- Location: Western Australia
- Nearest city: Kalgoorlie
- Coordinates: 30°23′42″S 123°31′12″E﻿ / ﻿30.39500°S 123.52000°E
- Area: 2,723.31 km^{2} (1,051.48 sq mi)
- Established: 1970
- Governing body: Department of Parks and Wildlife

= Queen Victoria Spring Nature Reserve =

Protected area in Western Australia

Queen Victoria Spring Nature Reserve is a protected area managed by the Department of Parks and Wildlife and is located approximately 200 km east of Kalgoorlie in the Great Victoria Desert in the Goldfields-Esperance region of Western Australia.

The explorer Ernest Giles named the spring in September 1875 as a part of the first successful east–west crossing from South Australia to the coast of Western Australia.
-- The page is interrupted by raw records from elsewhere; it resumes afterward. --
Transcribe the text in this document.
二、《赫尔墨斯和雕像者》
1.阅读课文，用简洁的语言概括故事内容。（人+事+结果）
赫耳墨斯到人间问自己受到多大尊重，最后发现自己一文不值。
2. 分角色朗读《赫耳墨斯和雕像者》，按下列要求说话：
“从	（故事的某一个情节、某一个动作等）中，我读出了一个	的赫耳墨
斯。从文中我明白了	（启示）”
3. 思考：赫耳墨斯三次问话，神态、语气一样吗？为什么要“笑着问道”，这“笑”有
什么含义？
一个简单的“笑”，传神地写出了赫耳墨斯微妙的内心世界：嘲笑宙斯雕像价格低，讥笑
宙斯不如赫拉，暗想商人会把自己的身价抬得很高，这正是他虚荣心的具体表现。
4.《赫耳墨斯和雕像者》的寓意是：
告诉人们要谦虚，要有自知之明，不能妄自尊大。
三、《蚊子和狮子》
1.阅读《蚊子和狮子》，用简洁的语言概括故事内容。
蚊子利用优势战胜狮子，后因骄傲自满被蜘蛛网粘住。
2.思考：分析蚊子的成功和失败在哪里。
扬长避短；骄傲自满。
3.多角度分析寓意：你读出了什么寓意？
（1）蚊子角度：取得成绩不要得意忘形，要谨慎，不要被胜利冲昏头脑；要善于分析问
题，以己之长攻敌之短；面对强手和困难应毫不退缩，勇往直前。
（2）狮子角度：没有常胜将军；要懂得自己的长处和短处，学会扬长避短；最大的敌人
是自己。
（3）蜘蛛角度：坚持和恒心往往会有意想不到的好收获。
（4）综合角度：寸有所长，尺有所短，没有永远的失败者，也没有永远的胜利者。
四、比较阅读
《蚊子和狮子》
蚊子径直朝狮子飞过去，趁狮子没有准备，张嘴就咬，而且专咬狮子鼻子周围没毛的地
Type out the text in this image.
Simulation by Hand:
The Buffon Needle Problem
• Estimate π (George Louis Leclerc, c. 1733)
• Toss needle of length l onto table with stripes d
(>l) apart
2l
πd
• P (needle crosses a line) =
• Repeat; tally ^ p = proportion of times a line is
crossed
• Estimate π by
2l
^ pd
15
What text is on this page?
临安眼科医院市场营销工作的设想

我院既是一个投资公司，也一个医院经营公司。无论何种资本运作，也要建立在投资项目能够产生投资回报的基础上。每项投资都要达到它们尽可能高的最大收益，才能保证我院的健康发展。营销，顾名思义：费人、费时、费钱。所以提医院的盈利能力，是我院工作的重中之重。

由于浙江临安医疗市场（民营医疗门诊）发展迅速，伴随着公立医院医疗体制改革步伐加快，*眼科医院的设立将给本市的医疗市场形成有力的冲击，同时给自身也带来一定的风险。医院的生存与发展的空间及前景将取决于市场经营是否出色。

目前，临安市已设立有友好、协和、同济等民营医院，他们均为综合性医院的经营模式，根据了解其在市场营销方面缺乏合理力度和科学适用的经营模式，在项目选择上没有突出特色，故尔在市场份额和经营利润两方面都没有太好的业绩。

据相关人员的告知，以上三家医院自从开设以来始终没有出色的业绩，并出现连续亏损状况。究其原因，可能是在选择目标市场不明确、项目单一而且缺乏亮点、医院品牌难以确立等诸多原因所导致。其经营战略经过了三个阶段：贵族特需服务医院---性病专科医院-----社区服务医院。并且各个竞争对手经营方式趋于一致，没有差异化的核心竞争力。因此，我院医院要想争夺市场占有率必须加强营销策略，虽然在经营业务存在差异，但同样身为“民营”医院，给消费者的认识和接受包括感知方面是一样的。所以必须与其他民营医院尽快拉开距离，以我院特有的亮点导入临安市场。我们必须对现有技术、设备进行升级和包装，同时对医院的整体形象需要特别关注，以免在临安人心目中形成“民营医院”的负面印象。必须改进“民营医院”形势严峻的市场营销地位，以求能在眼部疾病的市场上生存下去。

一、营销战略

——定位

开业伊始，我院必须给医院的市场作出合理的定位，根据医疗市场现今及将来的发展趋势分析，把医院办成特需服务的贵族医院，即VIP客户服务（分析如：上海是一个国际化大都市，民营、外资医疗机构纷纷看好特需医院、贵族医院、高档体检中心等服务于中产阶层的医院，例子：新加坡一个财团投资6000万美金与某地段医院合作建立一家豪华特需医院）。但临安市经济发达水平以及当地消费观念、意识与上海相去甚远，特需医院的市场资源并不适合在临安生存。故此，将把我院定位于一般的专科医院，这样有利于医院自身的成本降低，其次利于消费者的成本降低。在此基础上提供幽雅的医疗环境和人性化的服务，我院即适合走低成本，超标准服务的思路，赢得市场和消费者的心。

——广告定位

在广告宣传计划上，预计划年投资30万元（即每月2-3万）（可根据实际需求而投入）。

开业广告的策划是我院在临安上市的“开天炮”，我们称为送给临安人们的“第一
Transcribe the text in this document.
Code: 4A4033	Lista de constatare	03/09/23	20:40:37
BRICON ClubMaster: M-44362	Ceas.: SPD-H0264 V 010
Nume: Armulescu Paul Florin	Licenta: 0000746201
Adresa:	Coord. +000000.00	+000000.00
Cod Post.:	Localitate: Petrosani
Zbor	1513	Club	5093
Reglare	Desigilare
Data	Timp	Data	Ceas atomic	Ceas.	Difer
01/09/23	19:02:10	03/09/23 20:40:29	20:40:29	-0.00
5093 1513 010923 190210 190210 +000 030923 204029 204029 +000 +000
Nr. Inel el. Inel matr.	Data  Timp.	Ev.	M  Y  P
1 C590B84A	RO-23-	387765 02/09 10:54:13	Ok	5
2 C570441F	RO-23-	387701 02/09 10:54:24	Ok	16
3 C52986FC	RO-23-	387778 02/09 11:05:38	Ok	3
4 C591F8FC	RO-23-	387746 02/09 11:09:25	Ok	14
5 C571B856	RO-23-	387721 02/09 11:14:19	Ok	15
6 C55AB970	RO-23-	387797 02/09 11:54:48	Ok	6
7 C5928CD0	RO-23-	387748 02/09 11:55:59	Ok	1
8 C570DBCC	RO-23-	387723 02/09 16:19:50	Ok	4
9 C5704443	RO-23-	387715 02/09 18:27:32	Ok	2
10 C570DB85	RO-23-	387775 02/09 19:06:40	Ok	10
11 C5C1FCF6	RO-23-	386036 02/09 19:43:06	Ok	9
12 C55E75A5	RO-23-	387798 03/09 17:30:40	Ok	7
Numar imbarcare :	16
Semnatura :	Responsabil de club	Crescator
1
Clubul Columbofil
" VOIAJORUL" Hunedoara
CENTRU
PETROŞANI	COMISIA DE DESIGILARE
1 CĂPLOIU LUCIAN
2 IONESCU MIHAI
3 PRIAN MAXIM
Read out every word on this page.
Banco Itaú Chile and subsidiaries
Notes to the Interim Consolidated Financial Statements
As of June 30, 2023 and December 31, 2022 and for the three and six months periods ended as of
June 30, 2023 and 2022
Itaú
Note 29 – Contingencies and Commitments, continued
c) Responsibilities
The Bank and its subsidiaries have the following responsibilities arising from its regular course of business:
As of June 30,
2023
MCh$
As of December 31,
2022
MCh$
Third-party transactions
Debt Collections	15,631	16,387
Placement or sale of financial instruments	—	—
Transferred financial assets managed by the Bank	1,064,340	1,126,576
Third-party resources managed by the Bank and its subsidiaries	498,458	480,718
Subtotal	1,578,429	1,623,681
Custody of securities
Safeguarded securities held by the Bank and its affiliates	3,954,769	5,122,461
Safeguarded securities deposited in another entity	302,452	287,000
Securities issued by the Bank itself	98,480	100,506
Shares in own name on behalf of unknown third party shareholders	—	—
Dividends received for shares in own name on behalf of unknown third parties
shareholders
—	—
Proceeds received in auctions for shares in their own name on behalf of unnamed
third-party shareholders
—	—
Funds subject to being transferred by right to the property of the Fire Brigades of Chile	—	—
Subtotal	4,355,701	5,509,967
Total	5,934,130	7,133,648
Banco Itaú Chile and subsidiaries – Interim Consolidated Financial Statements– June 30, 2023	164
At the time the spring was full of water, which was a great relief to him after spending 17 days without water. In 1891, the Elder Scientific Exploring Expedition, arrived at the spring hoping to fing water but instead found it dry. The spring itself is at -30.427, 123.5744.

The park was gazetted on 21 August 1970 as a Class A nature reserve and encompasses an area of approximately 212600 ha.

The western portion of the reserve lies in the Western Australian mulga shrublands ecoregion (Murchison bioregion), and the eastern portion is in the Great Victoria Desert.

The north eastern part of the reserve is composed of sand plains and sand dunes with occasional salt pans with red-brown soils. The south west is composed of more complex soils with gently undulating plains with some outcrops of rocks, the soils are alkaline red earth underlain by limestone or with limestone nodules found just under the soil layer.

Two rare vertebrates; Southern Marsupial Mole (Notoryctes typhlops) and Mulgara (Dasycercus cristicauda) have both been collected from around the spring. Rare flora including species of Eremophila are also found within the park.